Glanders, Testing and the Question of Proportion

 

By Sharan Kumar

 

The suspension of racing at several centres following glanders-related concerns has unsettled administrators, trainers, stud farm owners and racing followers alike. Glanders is a serious disease and unquestionably demands caution. Yet recent developments raise a fundamental question: are decisions being guided by complete medical evidence, or by fear generated by test results that may not tell the whole story?

 

Unease deepened when horses from closed, biosecure stud farms with no known history of exposure began returning positive blood test results, with no clear epidemiological links to explain the findings. Matters were further complicated when the National Horse Breeding Society of India (NHBSI) sought a temporary suspension of testing, citing concerns over testing protocols and interpretation. Alarm increased as repeat samples were sought from several stud farms near Pune, while Sans Craintes Stud Farm at Coimbatore came to be viewed as the epidemiological centre following the movement of mares from Hyderabad, where the situation was more acute.

 

In Hyderabad, horses that tested positive largely displayed classical clinical symptoms of glanders, leaving little ambiguity. The outbreak there was supported by both laboratory confirmation and visible disease, with the presence of non-thoroughbred horses on the premises providing a possible route of contamination.

 

In Bangalore, the Chief Veterinary Officer stated that horses which tested positive and showed classical symptoms had no exposure to outside horses, having been stabled for several months. Dr Ulrich “Uli” Wernery, however, observed that infection could have occurred prior to their arrival, with clinical signs manifesting later. He added that the lack of earlier suspicion may point to delayed recognition of the disease rather than the absence of infection.

 

 Dr Wernery, who was recently invited by the National Horse Breeding Society of India to interact with veterinarians and breeders through a webinar, offered valuable perspective. An internationally respected veterinarian trained in Germany and long involved in disease control programmes in regions where glanders was once prevalent, his views are shaped by extensive field experience rather than theory alone.

 

His central point is simple but often misunderstood: a positive blood test is not the same as having glanders. ELISA and similar serological tests are screening tools. They detect antibodies, not the glanders bacterium itself. Antibodies, Dr Wernery explains, can sometimes be triggered by exposure to other bacteria with similar properties, leading to false-positive results.

 

For this reason, he stresses that no responsible diagnosis is made on serology alone. Internationally, laboratory results are meant to support diagnosis, not replace clinical judgement. A horse can be confidently said to have glanders only when test results are accompanied by clear clinical signs such as persistent nasal discharge, respiratory involvement in advanced cases, or characteristic skin nodules or lesions. In the absence of such symptoms, declaring a horse infected purely on the basis of a blood test is scientifically incomplete.

 

This distinction is particularly relevant in the current Indian context.

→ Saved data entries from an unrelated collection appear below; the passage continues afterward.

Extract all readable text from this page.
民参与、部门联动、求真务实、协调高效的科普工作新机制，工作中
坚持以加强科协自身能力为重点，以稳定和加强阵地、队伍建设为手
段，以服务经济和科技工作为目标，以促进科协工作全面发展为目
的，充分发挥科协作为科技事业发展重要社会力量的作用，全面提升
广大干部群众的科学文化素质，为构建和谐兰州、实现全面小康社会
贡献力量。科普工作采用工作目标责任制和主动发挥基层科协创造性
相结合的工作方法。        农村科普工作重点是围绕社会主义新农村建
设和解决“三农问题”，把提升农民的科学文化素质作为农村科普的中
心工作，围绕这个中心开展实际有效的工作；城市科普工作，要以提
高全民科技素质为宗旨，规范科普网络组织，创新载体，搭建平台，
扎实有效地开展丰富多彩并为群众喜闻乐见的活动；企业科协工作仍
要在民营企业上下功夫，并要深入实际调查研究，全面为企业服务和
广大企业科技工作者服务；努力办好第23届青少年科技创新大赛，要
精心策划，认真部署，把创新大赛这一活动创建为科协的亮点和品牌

Many horses that have tested positive are clinically normal, eating well, training normally and showing no outward signs of disease. Dr Wernery therefore poses a simple but critical question: if glanders is present, where is the disease expression?

 

His views also help place the recent request to pause testing in perspective. While the request has come from the NHBSI, the move itself suggests unease over how results are being generated and, more importantly, how they are being acted upon. Dr Wernery believes this underscores the need to reassess testing protocols and result interpretation, especially when positives emerge without clinical signs or logical transmission pathways.

 

He advocates a step-by-step approach to disease control. An initial positive result should lead to isolation, close observation, repeat or confirmatory testing and thorough clinical examination. Drastic measures, he argues, should follow evidence, not precede it. Epidemiology, clinical presentation and laboratory science must align before conclusions are drawn.

 

This leads to the uncomfortable but necessary question facing racing administrators: has racing been suspended too quickly and too broadly? Dr Wernery does not minimise risk. Glanders is a zoonotic disease and public health considerations are paramount. However, he warns that blanket shutdowns based solely on uncertain or incomplete evidence can inflict serious damage without necessarily improving disease control.

 

Drawing from long experience, he recalls that when glanders was more prevalent, diagnosis was treated as a process, not an event dictated by a single laboratory report. Horses were monitored over time, reassessed and observed for clinical progression rather than condemned in haste.

 

For administrators and stakeholders, the lesson is not to lower vigilance, but to strengthen decision-making through clearer communication, better understanding of testing limits, and closer alignment between laboratory science and clinical reality.

 

While Dr Wernery does not directly comment on when or how racing should resume, his views implicitly outline a pathway for restoration. Once horses testing positive show no clinical signs, have no epidemiological links, and are subjected to isolation, confirmatory testing and sustained observation, they should not continue to paralyse the system. Racing, in this framework, can resume in centres where surveillance shows no clinical disease and controls are targeted rather than blanket.

 

In a situation clouded by uncertainty, his perspective serves as a reminder that proportion, not panic, is the strongest ally of science.